Merseyside Asbestos Victim Sues Government

A retired Merseyside dock worker who suffers from an asbestos-related illness has succeeded in the High Court with a decision allowing him to sue the Government for compensation.

Robert Thompson, 65, of Scarisbrick, near Southport, won the right to take legal action along with docker's widow Winifred Rice, of Ormskirk, Lancashire.

As reported in the BBC's News Website, the court apparently ruled that the Department of Trade and Industry was responsible for dockers' safety in the 1950s and 1960s. But, interestingly, the DTI were also granted leave to appeal.

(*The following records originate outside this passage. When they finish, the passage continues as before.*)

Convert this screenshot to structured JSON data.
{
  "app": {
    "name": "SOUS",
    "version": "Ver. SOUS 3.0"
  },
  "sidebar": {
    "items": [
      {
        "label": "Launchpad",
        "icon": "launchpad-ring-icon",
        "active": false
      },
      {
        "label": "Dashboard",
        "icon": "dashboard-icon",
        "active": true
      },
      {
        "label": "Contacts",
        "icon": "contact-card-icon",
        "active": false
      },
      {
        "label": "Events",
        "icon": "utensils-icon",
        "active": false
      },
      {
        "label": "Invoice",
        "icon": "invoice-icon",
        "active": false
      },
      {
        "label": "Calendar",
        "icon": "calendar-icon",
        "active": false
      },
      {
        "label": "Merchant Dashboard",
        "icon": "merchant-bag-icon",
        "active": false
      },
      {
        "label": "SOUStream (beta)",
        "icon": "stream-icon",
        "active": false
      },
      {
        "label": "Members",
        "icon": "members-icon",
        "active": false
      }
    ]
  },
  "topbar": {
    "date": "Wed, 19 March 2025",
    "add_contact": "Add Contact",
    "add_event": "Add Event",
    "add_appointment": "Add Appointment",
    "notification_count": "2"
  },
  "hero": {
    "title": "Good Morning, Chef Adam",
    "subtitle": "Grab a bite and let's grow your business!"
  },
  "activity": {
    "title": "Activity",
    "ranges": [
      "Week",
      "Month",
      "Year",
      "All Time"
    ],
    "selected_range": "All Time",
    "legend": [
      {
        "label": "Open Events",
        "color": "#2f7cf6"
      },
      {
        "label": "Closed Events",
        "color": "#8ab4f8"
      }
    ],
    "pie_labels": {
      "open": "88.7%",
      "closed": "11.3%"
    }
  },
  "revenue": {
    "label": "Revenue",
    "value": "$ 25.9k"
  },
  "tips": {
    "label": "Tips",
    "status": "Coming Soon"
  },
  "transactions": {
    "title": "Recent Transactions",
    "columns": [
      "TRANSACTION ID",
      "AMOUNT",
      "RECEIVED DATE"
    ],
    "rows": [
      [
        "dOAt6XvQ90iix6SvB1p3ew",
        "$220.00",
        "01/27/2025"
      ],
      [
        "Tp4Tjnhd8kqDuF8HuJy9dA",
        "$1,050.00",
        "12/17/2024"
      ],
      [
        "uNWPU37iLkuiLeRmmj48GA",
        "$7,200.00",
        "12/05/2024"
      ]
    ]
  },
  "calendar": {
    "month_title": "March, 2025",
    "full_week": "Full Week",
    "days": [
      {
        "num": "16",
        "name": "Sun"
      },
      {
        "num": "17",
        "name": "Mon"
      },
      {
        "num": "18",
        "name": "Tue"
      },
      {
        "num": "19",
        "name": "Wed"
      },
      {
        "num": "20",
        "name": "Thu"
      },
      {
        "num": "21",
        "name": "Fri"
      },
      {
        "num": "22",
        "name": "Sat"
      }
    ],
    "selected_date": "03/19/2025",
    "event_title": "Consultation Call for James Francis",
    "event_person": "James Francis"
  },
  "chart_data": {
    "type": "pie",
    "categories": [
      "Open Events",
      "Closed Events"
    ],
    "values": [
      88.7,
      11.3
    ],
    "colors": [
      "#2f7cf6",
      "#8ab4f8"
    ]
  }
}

Employment on a casual basis under the National Dock Labour Board scheme, set up by the Government in the late 1940s to organise labour arrangements at ports, continued until 1967.

This gave lawyers acting for the DTI, which now has responsibility for the former dock labour boards, an argument that the boards were not employers, but simply hired and arranged labour for shipping and stevedoring companies.

Many dockers unloaded raw asbestos from ships.

"The dock labour board put us in a pen like cattle, we were picked out and sent to unload the asbestos from the ships in the docks," said Mr Thompson.

"If we refused to go on the ships we were sacked. The asbestos was floating around everywhere. The dock labour board must have known they were sending us into danger."

Mrs Rice, whose husband Edward died of asbestos cancer mesothelioma in 2000, added: "The last thing Edward said before he died was that I had to go on with his case.

"It's so important that someone takes responsibility for what happened to him - the illness changed him from a healthy 15-stone man to a six-stone shadow of himself.